Opting for a plant-based diet is the best thing we can do to prevent damage to global wildlife, is vital in battling climate change and will reduce the risk of future pandemics, according to a new report.
The global food system causes more greenhouse gas emissions than any other part of our lives, researchers said.
To stop the way we eat from damaging biodiversity, the three changes proposed were: a mass shift towards plant-based diets; setting aside more land for protected natural habitats; and adopting more sustainable farming methods.
The majority of emerging infectious diseases (EIDs) that have caused epidemics or pandemics have come from animals, pointed out researchers.
Diseases that are passed from animals to humans are a "predictable consequence" of species being in closer contact as land used for farming expands into natural habitats.
Philip Lymbery, Global Chief Executive at Compassion in World Farming, said that the wellbeing of people and animals is "intertwined".
“At a time when so much of the world continues to battle the Covid-19 pandemic, it’s never been more obvious that the well-being of people and animals, wild and farmed, are intertwined," he said.
"As this new report shows, the future of humanity depends on us living in harmony with nature. We need to work with nature, not against her. Never has it been so timely for us to realise that protecting people means protecting animals too."
According to the report, agriculture is the biggest threat to 86 per cent of the 20,000 species at risk of extinction. If global wildlife continues to be damaged, and biodiversity lost, the world may not be able to sustain human life.
Our food system is "driving climate change", and this will, in turn, destroy wildlife habitats and cause more species to be in contact with each other, increasing the spread of disease.

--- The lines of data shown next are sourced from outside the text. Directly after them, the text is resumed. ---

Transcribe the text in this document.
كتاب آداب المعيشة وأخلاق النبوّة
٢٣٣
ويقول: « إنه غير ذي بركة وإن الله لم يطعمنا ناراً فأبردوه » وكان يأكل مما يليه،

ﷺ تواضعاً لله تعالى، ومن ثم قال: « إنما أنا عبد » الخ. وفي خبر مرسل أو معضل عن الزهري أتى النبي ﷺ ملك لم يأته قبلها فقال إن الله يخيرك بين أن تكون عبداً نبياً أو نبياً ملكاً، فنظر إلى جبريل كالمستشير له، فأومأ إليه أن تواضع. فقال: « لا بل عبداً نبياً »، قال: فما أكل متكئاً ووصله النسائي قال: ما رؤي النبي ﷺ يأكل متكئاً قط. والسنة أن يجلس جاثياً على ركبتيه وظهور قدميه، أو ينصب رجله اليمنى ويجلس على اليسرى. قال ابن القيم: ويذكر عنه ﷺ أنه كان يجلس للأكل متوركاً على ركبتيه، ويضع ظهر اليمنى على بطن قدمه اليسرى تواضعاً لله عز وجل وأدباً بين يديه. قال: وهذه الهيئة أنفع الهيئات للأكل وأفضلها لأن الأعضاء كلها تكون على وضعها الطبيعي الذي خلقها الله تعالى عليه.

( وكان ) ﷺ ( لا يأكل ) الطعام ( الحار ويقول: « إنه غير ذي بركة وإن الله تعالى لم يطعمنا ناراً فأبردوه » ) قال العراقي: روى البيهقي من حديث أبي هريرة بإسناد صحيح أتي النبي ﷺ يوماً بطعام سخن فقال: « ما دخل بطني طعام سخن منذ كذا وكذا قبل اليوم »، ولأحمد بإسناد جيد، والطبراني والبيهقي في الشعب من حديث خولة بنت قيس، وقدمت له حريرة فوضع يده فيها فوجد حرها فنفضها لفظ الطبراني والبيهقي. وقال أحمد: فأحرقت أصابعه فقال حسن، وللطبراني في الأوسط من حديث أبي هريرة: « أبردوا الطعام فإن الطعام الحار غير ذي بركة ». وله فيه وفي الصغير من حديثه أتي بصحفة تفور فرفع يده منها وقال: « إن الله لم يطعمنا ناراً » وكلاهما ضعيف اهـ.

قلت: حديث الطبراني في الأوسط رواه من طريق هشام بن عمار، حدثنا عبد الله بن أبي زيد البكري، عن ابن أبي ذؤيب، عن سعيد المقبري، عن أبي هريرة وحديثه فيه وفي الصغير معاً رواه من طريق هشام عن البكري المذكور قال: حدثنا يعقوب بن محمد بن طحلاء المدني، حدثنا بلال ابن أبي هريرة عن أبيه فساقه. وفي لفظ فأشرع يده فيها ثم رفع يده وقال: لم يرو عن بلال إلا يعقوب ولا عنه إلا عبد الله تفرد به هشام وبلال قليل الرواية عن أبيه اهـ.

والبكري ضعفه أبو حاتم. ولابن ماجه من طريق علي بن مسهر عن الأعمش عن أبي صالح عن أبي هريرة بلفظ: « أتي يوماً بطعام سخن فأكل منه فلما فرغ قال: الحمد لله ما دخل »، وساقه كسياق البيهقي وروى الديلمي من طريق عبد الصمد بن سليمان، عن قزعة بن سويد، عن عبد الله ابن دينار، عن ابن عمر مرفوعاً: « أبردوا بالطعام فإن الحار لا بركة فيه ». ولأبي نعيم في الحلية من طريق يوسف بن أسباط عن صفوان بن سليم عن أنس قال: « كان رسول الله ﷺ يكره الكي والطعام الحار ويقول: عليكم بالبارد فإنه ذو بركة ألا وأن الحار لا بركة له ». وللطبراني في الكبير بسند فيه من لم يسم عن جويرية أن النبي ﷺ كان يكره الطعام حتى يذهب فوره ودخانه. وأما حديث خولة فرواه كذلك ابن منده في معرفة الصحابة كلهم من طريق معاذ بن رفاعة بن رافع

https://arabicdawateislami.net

One of the biggest issues is the push to create cheaper food, which has caused intensive farming, leading to degraded soils and damaged ecosystems. The food system is also responsible for almost a third of greenhouse gas emissions.
"Our food system has been shaped over past decades by the ‘cheaper food’ paradigm," the report stated. "Policies and economic structures have aimed to produce ever more food at ever lower cost."
Professor Tim Benton, of Chatham House, said that economic demand for "calorie-rich" foods were helping to damage the environment.
“The biggest threats to biodiversity arise from exploitative land use – converting natural habitats to agriculture and farming land intensively – and these are driven by the economic demand for producing ever more calorie-rich, but nutritionally poor, food from fewer and fewer commodities grown at scale," he said.
"These commodities underpin a wasteful food system that fails to nourish us and undermines biodiversity and drives climate change.”
Researchers claimed that, if the entire US population switched beef for beans, it would free up almost 700,000 square kilometres for other uses, like nature-friendly farming or restoring ecosystems. This shift would also contribute "substantially" to emissions goals.
Researchers said: "While the convergence of global food consumption around predominantly plant-based diets is the most crucial element in addressing demand, additional measures (such as efforts to reduce waste and overconsumption of calories) are required to bring food system emissions in line with the temperature goals of the Paris Agreement on climate change."
In November last year, a separate study concluded that the world cannot meet its most ambitious climate targets without eating less meat.
The research, published in the Science journal, looked at how various strategies involving the food system could help to reduce greenhouse gas emissions. These include a global switch to a "plant-rich" diet, reducing food waste and a move towards greater farming efficiency.
Its results showed that, even if fossil fuel emissions were immediately halted, some degree of dietary change would still be necessary to keep global warming to below 1.5C above pre-industrial levels, which is the most optimistic target of the Paris Agreement.